Central retinal vein occlusion is a condition in which the venous drainage system of the retina is blocked. The retinal artery supplies blood to the retina. The blood flows through the small arterioles and capillaries and finally leaves the retina through the central retinal vein. A blockage in the central retinal vein causes backpressure and leads to bleeding, leakage and/or decreased blood flow in the retina.
Central retinal vein occlusion can affect vision through a number of mechanisms. Poor blood flow (ischemia) through the center of the retina (macula) can severely decrease vision. Additionally, exudation and bleeding from the capillaries can cause swelling in the macula (macular edema) resulting in visual loss. Poor blood flow can also lead to development of abnormal new vessels (neovascularization) not only on the retina but also in the front part of the eye (rubeosis iridis). These new vessels can lead to development of bleeding in the eye (vitreous hemorrhage) and/or increased eye pressure (neovascular glaucoma). Rarely, scar tissue can form on the surface of the macula causing macular pucker formation. Another rare complication is the development of retinal detachment.
Are there different types of central vein occlusion?

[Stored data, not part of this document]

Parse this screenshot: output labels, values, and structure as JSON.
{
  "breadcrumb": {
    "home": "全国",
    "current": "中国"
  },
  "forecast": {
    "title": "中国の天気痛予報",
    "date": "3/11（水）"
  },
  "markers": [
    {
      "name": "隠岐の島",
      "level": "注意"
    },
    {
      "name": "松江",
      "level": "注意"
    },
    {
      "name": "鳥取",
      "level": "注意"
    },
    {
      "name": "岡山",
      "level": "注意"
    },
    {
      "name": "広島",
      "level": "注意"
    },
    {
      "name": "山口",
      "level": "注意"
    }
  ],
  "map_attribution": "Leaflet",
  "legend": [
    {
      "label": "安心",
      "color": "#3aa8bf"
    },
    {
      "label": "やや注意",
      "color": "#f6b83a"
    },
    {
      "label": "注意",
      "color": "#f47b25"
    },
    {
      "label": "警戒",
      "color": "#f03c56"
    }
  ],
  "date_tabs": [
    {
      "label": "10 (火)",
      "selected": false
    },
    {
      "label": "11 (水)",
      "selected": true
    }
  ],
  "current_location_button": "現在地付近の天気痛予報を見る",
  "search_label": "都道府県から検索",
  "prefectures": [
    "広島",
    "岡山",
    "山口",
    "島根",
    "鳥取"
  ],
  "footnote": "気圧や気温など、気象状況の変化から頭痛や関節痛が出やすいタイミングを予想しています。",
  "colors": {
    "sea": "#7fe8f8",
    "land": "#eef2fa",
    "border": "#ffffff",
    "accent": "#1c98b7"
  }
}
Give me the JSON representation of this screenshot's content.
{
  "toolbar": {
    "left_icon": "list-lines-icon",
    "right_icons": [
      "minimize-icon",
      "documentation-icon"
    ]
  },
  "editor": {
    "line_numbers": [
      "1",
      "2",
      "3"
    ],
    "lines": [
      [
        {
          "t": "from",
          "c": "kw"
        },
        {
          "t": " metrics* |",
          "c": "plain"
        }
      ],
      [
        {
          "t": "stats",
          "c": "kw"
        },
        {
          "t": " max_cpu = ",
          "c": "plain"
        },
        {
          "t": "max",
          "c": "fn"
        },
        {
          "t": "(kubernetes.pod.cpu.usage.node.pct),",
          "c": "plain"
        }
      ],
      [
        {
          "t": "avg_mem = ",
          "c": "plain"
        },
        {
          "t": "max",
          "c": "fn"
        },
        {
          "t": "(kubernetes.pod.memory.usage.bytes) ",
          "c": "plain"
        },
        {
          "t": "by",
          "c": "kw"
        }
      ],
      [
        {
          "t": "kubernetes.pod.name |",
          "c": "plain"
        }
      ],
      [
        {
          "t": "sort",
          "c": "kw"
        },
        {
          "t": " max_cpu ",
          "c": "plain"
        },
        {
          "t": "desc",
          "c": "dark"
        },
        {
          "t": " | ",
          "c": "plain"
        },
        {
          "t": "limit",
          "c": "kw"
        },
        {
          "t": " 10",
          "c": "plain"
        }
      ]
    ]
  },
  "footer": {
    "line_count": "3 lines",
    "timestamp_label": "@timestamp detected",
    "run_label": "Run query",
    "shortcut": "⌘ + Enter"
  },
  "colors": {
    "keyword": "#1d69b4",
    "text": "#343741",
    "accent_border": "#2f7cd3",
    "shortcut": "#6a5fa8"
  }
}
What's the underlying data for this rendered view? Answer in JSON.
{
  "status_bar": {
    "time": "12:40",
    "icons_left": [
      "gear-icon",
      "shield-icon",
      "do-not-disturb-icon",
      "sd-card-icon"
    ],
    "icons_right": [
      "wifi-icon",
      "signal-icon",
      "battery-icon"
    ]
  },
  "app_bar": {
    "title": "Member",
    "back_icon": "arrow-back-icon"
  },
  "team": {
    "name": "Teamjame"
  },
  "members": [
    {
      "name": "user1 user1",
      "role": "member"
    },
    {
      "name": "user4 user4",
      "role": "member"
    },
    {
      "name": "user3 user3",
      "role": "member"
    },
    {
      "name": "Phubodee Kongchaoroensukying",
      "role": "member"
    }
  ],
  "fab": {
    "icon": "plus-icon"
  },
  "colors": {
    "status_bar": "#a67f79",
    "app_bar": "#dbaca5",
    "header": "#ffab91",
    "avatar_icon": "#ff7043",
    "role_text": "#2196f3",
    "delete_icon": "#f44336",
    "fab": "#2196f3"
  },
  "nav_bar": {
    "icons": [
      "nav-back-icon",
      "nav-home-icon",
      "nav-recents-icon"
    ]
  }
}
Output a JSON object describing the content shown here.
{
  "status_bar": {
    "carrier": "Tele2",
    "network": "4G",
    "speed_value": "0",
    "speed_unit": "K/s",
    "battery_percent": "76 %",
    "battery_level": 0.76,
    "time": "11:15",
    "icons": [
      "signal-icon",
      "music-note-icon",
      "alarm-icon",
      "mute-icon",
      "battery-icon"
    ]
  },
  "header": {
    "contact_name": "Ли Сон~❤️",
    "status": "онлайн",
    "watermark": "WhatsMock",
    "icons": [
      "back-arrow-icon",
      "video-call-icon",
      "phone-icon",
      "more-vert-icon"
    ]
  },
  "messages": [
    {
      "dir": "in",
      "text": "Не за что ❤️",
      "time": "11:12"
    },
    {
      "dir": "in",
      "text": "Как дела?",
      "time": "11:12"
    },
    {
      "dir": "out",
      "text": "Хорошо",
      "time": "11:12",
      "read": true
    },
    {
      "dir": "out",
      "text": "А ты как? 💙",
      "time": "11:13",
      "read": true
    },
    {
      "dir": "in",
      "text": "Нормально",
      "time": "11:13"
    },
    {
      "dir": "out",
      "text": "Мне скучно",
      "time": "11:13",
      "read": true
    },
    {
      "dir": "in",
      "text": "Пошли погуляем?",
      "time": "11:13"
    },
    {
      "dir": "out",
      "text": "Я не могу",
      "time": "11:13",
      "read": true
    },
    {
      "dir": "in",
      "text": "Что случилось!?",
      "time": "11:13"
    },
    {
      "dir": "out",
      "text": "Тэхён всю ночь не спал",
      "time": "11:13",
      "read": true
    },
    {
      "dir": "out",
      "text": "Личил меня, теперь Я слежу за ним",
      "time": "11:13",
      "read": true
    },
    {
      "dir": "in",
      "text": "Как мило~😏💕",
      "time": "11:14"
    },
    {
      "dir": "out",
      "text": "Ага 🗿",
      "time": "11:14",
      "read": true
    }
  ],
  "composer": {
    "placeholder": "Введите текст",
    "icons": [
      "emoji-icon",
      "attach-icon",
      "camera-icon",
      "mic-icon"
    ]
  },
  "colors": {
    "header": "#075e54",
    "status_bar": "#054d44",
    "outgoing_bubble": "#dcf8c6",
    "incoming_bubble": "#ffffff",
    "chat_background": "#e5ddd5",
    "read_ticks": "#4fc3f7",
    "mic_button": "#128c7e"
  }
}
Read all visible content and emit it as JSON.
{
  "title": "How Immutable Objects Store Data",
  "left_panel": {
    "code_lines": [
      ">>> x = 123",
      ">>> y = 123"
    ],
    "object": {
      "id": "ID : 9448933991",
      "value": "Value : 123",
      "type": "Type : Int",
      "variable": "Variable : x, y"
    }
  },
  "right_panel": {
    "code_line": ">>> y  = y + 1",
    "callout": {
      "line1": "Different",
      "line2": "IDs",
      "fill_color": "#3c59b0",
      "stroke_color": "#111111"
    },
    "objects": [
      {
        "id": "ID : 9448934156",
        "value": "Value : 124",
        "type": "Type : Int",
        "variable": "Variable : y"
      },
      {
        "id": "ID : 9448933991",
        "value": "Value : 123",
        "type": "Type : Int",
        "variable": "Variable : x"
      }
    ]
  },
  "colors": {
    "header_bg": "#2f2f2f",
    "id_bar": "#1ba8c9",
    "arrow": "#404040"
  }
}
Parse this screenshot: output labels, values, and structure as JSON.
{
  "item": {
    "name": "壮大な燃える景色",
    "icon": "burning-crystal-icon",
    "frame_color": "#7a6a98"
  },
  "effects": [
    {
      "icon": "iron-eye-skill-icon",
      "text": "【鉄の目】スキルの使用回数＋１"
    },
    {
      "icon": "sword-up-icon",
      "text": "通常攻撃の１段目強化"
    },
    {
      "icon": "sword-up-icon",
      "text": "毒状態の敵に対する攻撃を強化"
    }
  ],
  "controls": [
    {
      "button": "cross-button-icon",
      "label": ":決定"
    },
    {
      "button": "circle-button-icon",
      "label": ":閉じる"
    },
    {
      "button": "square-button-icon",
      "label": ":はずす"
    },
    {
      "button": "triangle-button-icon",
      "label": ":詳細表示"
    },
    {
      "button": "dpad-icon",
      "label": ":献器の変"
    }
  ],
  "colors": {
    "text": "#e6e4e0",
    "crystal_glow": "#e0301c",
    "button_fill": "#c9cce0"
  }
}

Yes. Central retinal vein occlusion is divided into two types depending upon the degree of retinal blood flow; ischemic central vein occlusion and non-ischemic central vein occlusion. Non-ischemic central vein occlusion generally has good blood flow and a more favorable visual prognosis. However, 33% of patients with non-ischemic central retinal vein occlusion get worse with time and develop ischemic central retinal vein occlusion. This is why careful follow-up is recommended to detect these changes early.
Who is at risk of developing central retinal vein occlusion?
Central retinal vein occlusion most commonly occurs after age 50. Systemic hypertension, diabetes mellitus, smoking and open angle glaucoma are important risk factors for the development of central retinal vein occlusion. Blood clotting abnormalities are especially important in patients younger than age 50. Rarely, uveitis may lead to central retinal vein occlusion.
What is the risk to the other eye?
Almost 10% of patients with central retinal vein occlusion develop a central retinal vein occlusion or branch retinal vein occlusion in the other eye.
How is central retinal vein occlusion treated?
The diagnosis of central retinal vein occlusion can easily be made on clinical examination. However, in the first three to six months following central vein occlusion, significant retinal hemorrhages can make it difficult to predict the clinical course and visual outcome. In general, the better the vision is at the time of diagnosis, better is the visual prognosis. A fluorescein angiogram is usually performed and is helpful in determining whether the central retinal vein occlusion is ischmeic or non-ischemic. Ocular coherence tomography (OCT) is also often performed to evaluate and quantitate the amount of macular edema. Laser treatment, in general, is not effective for macular edema from central retinal vein occlusion. However, it may be helpful in patients who are younger than 65 years of age. If abnormal new vessels (neovascularization) develop, laser treatment is indicated to cause regression of these abnormal vessels. For persistent vitreous hemorrhage, retinal detachment or macular pucker formation, surgery might be indicated.
Injection into the eye of a small amount of steroid (Intravitreal Kenalog) or anti-VEGF medications has been shown to reduce the macular edema of central vein occlusions, improve vision, and have become increasingly popular among retinal specialists. The effect is often temporary and repeat injections may need to be performed. Surgical techniques of repair are also being investigated. These two treatments are promising and may be used in combination.